Cold Emailing (finally) Personalized

Contents

Author

But why even bother?

In today’s fast-paced business world, especially at the C-suite level, email inboxes are flooded with messages. Amid this daily deluge, it’s no surprise that most cold outreach emails are either ignored or deleted. To stand out, cold campaigns need to go beyond the generic; they need to feel personal and genuinely relevant.

But here’s the catch: personalization isn’t just about sprinkling a recipient’s name or company name into an email template. True personalization means deeply tailoring the content — showing an understanding of the recipient’s challenges, goals, or opportunities. This is where the magic happens. Emails that resonate on a deeper level feel more human, leading to better engagement and a higher chance of replies — the ultimate goal of email marketing.

The challenge is that while there are tools, often called sequencers, that automate cold email campaigns, their personalization capabilities are limited. These platforms typically allow for basic variable insertion, such as names or titles, but they don’t enable lead enrichment or true content customization. This leaves a gap in the market for tools that can deliver highly personalized and impactful messaging at scale.

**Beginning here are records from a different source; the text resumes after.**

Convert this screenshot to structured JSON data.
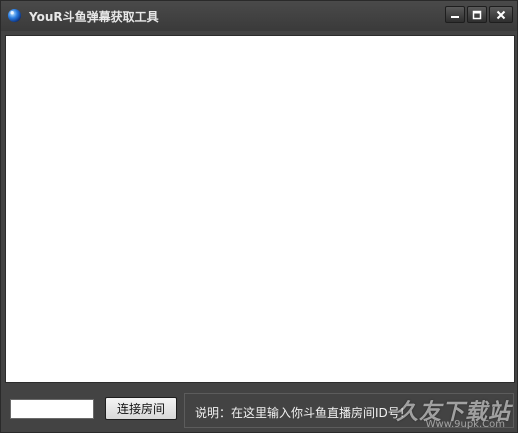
{
  "window": {
    "title": "YouR斗鱼弹幕获取工具",
    "icon": "blue-sphere-icon"
  },
  "controls": {
    "minimize_icon": "minimize-icon",
    "maximize_icon": "maximize-icon",
    "close_icon": "close-icon"
  },
  "room": {
    "input_value": "",
    "input_placeholder": "",
    "connect_label": "连接房间"
  },
  "note": {
    "text": "说明：在这里输入你斗鱼直播房间ID号!"
  },
  "watermark": {
    "text": "久友下载站",
    "url": "Www.9upk.Com"
  },
  "colors": {
    "frame": "#434343",
    "titlebar": "#3a3a3a",
    "content": "#ffffff",
    "title_text": "#e8e8e8"
  }
}
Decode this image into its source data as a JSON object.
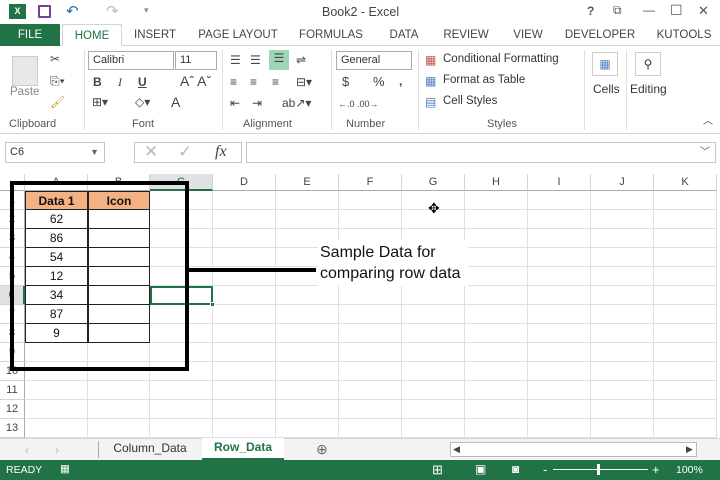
{
  "title": "Book2 - Excel",
  "title_icons": {
    "help": "?",
    "restore_ribbon": "⧉",
    "minimize": "—",
    "maximize": "☐",
    "close": "✕"
  },
  "tabs": [
    "FILE",
    "HOME",
    "INSERT",
    "PAGE LAYOUT",
    "FORMULAS",
    "DATA",
    "REVIEW",
    "VIEW",
    "DEVELOPER",
    "KUTOOLS"
  ],
  "ribbon": {
    "paste": "Paste",
    "font_name": "Calibri",
    "font_size": "11",
    "number_format": "General",
    "bold": "B",
    "italic": "I",
    "underline": "U",
    "font_color": "A",
    "currency": "$",
    "percent": "%",
    "comma": ",",
    "conditional_formatting": "Conditional Formatting",
    "format_as_table": "Format as Table",
    "cell_styles": "Cell Styles",
    "cells": "Cells",
    "editing": "Editing",
    "groups": [
      "Clipboard",
      "Font",
      "Alignment",
      "Number",
      "Styles"
    ]
  },
  "formula_bar": {
    "name_box": "C6",
    "fx": "fx",
    "value": ""
  },
  "columns": [
    "A",
    "B",
    "C",
    "D",
    "E",
    "F",
    "G",
    "H",
    "I",
    "J",
    "K"
  ],
  "rows": [
    "1",
    "2",
    "3",
    "4",
    "5",
    "6",
    "7",
    "8",
    "9",
    "10",
    "11",
    "12",
    "13"
  ],
  "table": {
    "headers": [
      "Data 1",
      "Icon"
    ],
    "values": [
      "62",
      "86",
      "54",
      "12",
      "34",
      "87",
      "9"
    ]
  },
  "header_color": "#f4b183",
  "accent": "#217346",
  "annotation": "Sample Data for comparing row data",
  "sheets": [
    "Column_Data",
    "Row_Data"
  ],
  "status": {
    "ready": "READY",
    "zoom": "100%",
    "zoom_minus": "-",
    "zoom_plus": "+"
  }
}
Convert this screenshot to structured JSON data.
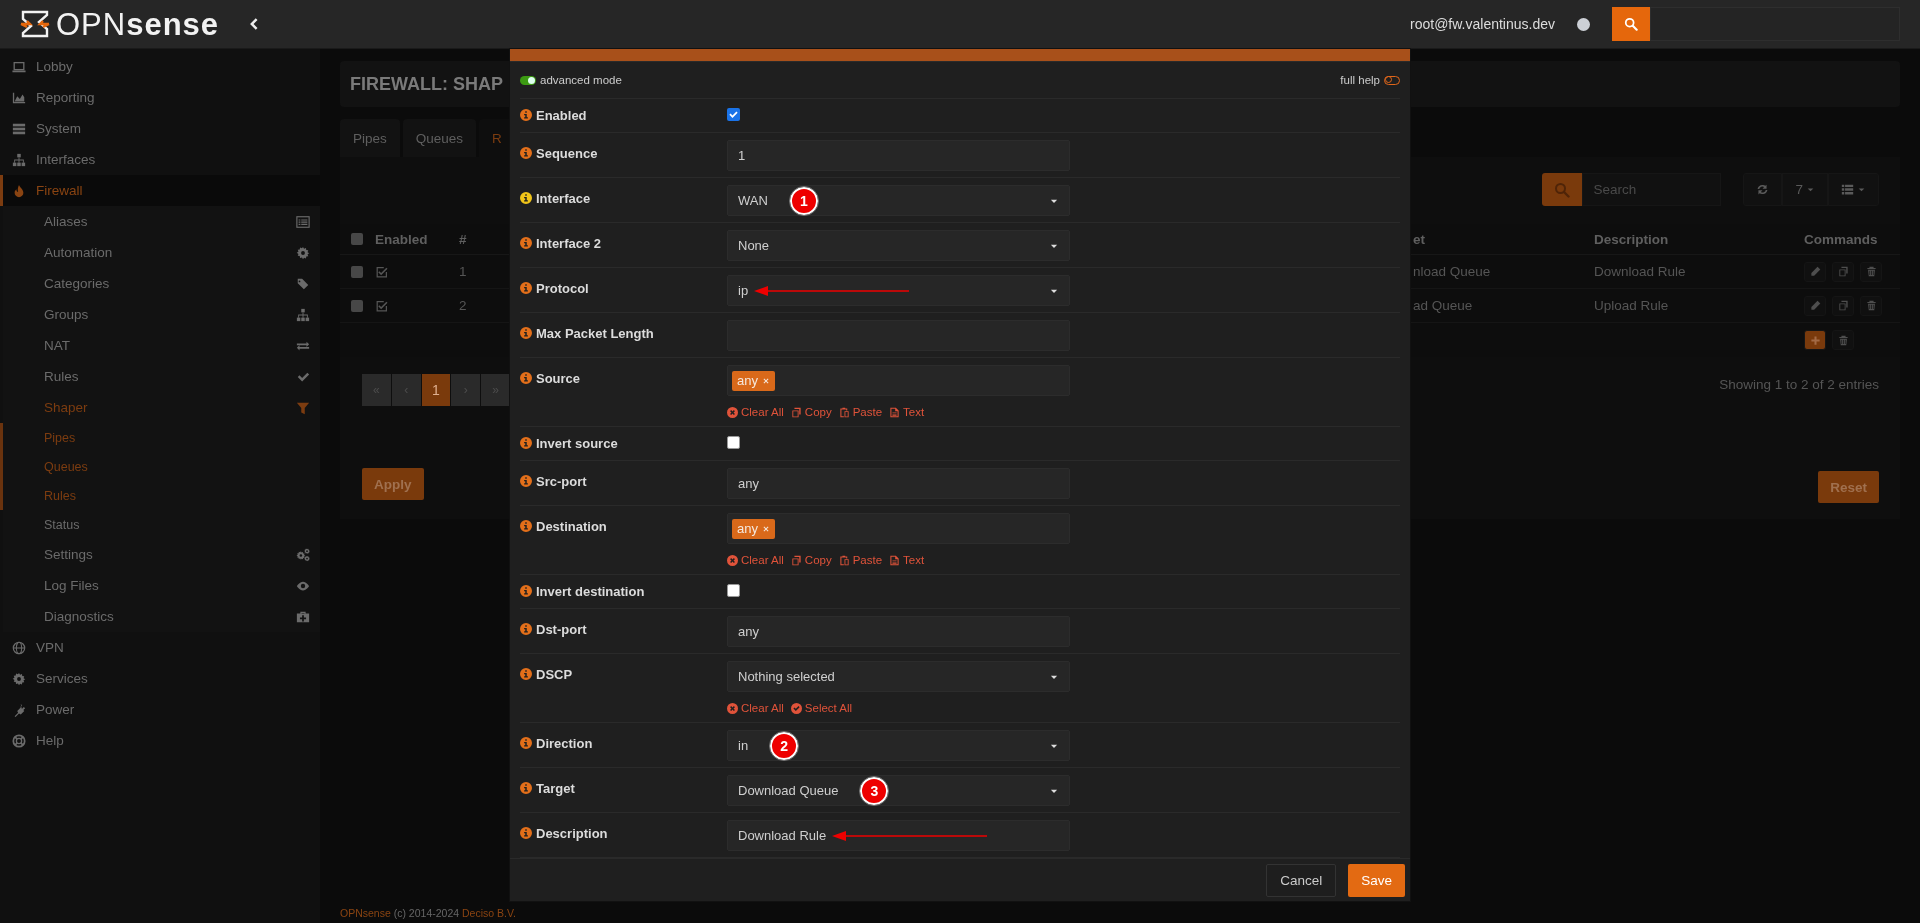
{
  "topbar": {
    "brand": "OPN**sense**",
    "user": "root@fw.valentinus.dev"
  },
  "sidebar": {
    "items": [
      {
        "label": "Lobby",
        "selected": false
      },
      {
        "label": "Reporting",
        "selected": false
      },
      {
        "label": "System",
        "selected": false
      },
      {
        "label": "Interfaces",
        "selected": false
      },
      {
        "label": "Firewall",
        "selected": true,
        "children": [
          {
            "label": "Aliases",
            "selected": false
          },
          {
            "label": "Automation",
            "selected": false
          },
          {
            "label": "Categories",
            "selected": false
          },
          {
            "label": "Groups",
            "selected": false
          },
          {
            "label": "NAT",
            "selected": false
          },
          {
            "label": "Rules",
            "selected": false
          },
          {
            "label": "Shaper",
            "selected": true,
            "children": [
              {
                "label": "Pipes",
                "selected": true
              },
              {
                "label": "Queues",
                "selected": true
              },
              {
                "label": "Rules",
                "selected": true
              },
              {
                "label": "Status",
                "selected": false
              }
            ]
          },
          {
            "label": "Settings",
            "selected": false
          },
          {
            "label": "Log Files",
            "selected": false
          },
          {
            "label": "Diagnostics",
            "selected": false
          }
        ]
      },
      {
        "label": "VPN",
        "selected": false
      },
      {
        "label": "Services",
        "selected": false
      },
      {
        "label": "Power",
        "selected": false
      },
      {
        "label": "Help",
        "selected": false
      }
    ]
  },
  "page": {
    "title": "FIREWALL: SHAP",
    "tabs": [
      {
        "label": "Pipes",
        "selected": false
      },
      {
        "label": "Queues",
        "selected": false
      },
      {
        "label": "R",
        "selected": true
      }
    ],
    "grid": {
      "search": {
        "placeholder": "Search"
      },
      "page_size": "7",
      "all_selected": false,
      "columns": [
        "Enabled",
        "#",
        "et",
        "Description",
        "Commands"
      ],
      "rows": [
        {
          "selected": false,
          "enabled": true,
          "number": "1",
          "target": "nload Queue",
          "description": "Download Rule"
        },
        {
          "selected": false,
          "enabled": true,
          "number": "2",
          "target": "ad Queue",
          "description": "Upload Rule"
        }
      ],
      "pagination": [
        {
          "label": "«",
          "selected": false
        },
        {
          "label": "‹",
          "selected": false
        },
        {
          "label": "1",
          "selected": true
        },
        {
          "label": "›",
          "selected": false
        },
        {
          "label": "»",
          "selected": false
        }
      ],
      "info": "Showing 1 to 2 of 2 entries"
    },
    "buttons": [
      "Apply",
      "Reset"
    ]
  },
  "modal": {
    "advanced_mode": {
      "label": "advanced mode",
      "on": true
    },
    "full_help": {
      "label": "full help",
      "on": false
    },
    "fields": [
      {
        "label": "Enabled",
        "kind": "checkbox",
        "checked": true,
        "help_active": false
      },
      {
        "label": "Sequence",
        "kind": "text",
        "value": "1",
        "help_active": false
      },
      {
        "label": "Interface",
        "kind": "select",
        "value": "WAN",
        "help_active": true,
        "annotation": {
          "kind": "badge",
          "text": "1"
        }
      },
      {
        "label": "Interface 2",
        "kind": "select",
        "value": "None",
        "help_active": false
      },
      {
        "label": "Protocol",
        "kind": "select",
        "value": "ip",
        "help_active": false,
        "annotation": {
          "kind": "arrow"
        }
      },
      {
        "label": "Max Packet Length",
        "kind": "text",
        "help_active": false
      },
      {
        "label": "Source",
        "kind": "tags",
        "tags": [
          "any"
        ],
        "help_active": false,
        "actions": [
          {
            "label": "Clear All",
            "kind": "clear"
          },
          {
            "label": "Copy",
            "kind": "copy"
          },
          {
            "label": "Paste",
            "kind": "paste"
          },
          {
            "label": "Text",
            "kind": "text"
          }
        ]
      },
      {
        "label": "Invert source",
        "kind": "checkbox",
        "checked": false,
        "help_active": false
      },
      {
        "label": "Src-port",
        "kind": "text",
        "value": "any",
        "help_active": false
      },
      {
        "label": "Destination",
        "kind": "tags",
        "tags": [
          "any"
        ],
        "help_active": false,
        "actions": [
          {
            "label": "Clear All",
            "kind": "clear"
          },
          {
            "label": "Copy",
            "kind": "copy"
          },
          {
            "label": "Paste",
            "kind": "paste"
          },
          {
            "label": "Text",
            "kind": "text"
          }
        ]
      },
      {
        "label": "Invert destination",
        "kind": "checkbox",
        "checked": false,
        "help_active": false
      },
      {
        "label": "Dst-port",
        "kind": "text",
        "value": "any",
        "help_active": false
      },
      {
        "label": "DSCP",
        "kind": "select",
        "value": "Nothing selected",
        "help_active": false,
        "actions": [
          {
            "label": "Clear All",
            "kind": "clear"
          },
          {
            "label": "Select All",
            "kind": "select"
          }
        ]
      },
      {
        "label": "Direction",
        "kind": "select",
        "value": "in",
        "help_active": false,
        "annotation": {
          "kind": "badge",
          "text": "2"
        }
      },
      {
        "label": "Target",
        "kind": "select",
        "value": "Download Queue",
        "help_active": false,
        "annotation": {
          "kind": "badge",
          "text": "3"
        }
      },
      {
        "label": "Description",
        "kind": "text",
        "value": "Download Rule",
        "help_active": false,
        "annotation": {
          "kind": "arrow"
        }
      }
    ],
    "buttons": [
      {
        "label": "Cancel",
        "kind": "default"
      },
      {
        "label": "Save",
        "kind": "primary"
      }
    ]
  },
  "footer": {
    "link_1": "OPNsense",
    "text": "(c) 2014-2024",
    "link_2": "Deciso B.V."
  }
}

That’s exactly the “why” behind our project. We wanted to create a solution that automates not just the sending of cold emails but also the critical steps of lead enrichment, pain-point identification, and crafting human-like, deeply tailored emails. With this foundation, our Cold Emailing Helper aims to bridge the gap between scalable automation and meaningful personalization.

Solution’s Architecture

1. Lead Scraping and Enrichement

Lead Searching: We integrated Instantly’s API, a dependable solution for finding LinkedIn profiles and websites based on specific criteria like industry and role.
Email Validation: To maintain high deliverability rates, we used Piloterr, a platform specializing in scalable email marketing APIs. Its robust email validation capabilities ensured our email lists remained clean and effective.
LinkedIn Scraping: Scraping LinkedIn proved challenging due to CAPTCHA systems and frequent token exchanges that thwart custom implementations. After trying simulated logins and direct request mimicry, we turned to Piloterr again. Their LinkedIn scraping API handled the complexities of large-scale data extraction reliably and efficiently.
Website Scraping: While tools like BeautifulSoup allow for custom scraping, we opted for ScrapeGraphAI for its ability to extract and structure website data quickly. This saved us time and provided consistent, high-quality output.

2. Content generation

LangChain: To simplify working with large language models (LLMs), we adopted LangChain, which abstracts interactions with LLMs and allows us to experiment with multiple AI providers seamlessly.
GPT-4o-mini: We chose GPT-4o-mini for its balance between affordability and high-quality text generation, ensuring our emails feel natural and resonate with recipients.

3. Handling Data

Python: Its rich ecosystem of libraries for scraping, data processing, and machine learning made Python the ideal language for this project. Its versatility allowed us to build and integrate various components effortlessly.
Pandas: Managing large datasets was a breeze with Pandas, a powerful library for manipulating dataframes and handling CSV files. Its performance and ease of use were crucial for importing, cleaning, and exporting lead data.

Let's get to code

Now that you know what technologies we intend to use, we can get to the details. Here are the list of steps that we need to cover to fulfill our goal:

Scrape leads from Instantly
Verify the emails
Scrape data (LinkedIn and Website)
Create content
Export data

1. Scrape leads

Here we can use Instantly's API to fetch the leads that match our criteria. In this example for criteria I used only role and industry, but you can add more details - look it up in the official documentation.

import requests

def search_leads_industry_role(api_key, industry, role):
    url = "https://api.instantly.ai/leads/search"
    payload = {
        "industry": industry,
        "role": role
    }
    headers = {
        "Authorization": f"Bearer {api_key}"
    }

    response = requests.post(url, json=payload, headers=headers)
    if response.status_code == 200:
        return response.json()  # Returns a list of LinkedIn profiles and websites
    else:
        print(f"Error: {response.status_code} - {response.text}")
        return None

# Example Usage
api_key = "your_instantly_api_key"
leads = search_leads_industry_role(api_key, "Software Development", "CTO")
print(leads)

2. Verify the emails

Not all the emails that Instantly have are up-to-date. Since we don't want to send messages to nonexistent email addresses, we can use the aforementioned Piloterr's API to remove the invalid ones.

import requests

def validate_email(api_key, email):
    url = "https://api.piloterr.com/email/validate"
    payload = {"email": email}
    headers = {
        "Authorization": f"Bearer {api_key}"
    }

    response = requests.post(url, json=payload, headers=headers)
    if response.status_code == 200:
        return response.json()  # Includes email validity status
    else:
        print(f"Error: {response.status_code} - {response.text}")
        return None

# Example Usage
api_key = "your_piloterr_api_key"
validation = validate_email(api_key, "example@domain.com")
print(validation)

3. Scrape data

We have two basic data sources for scraping: LinkedIn and Website.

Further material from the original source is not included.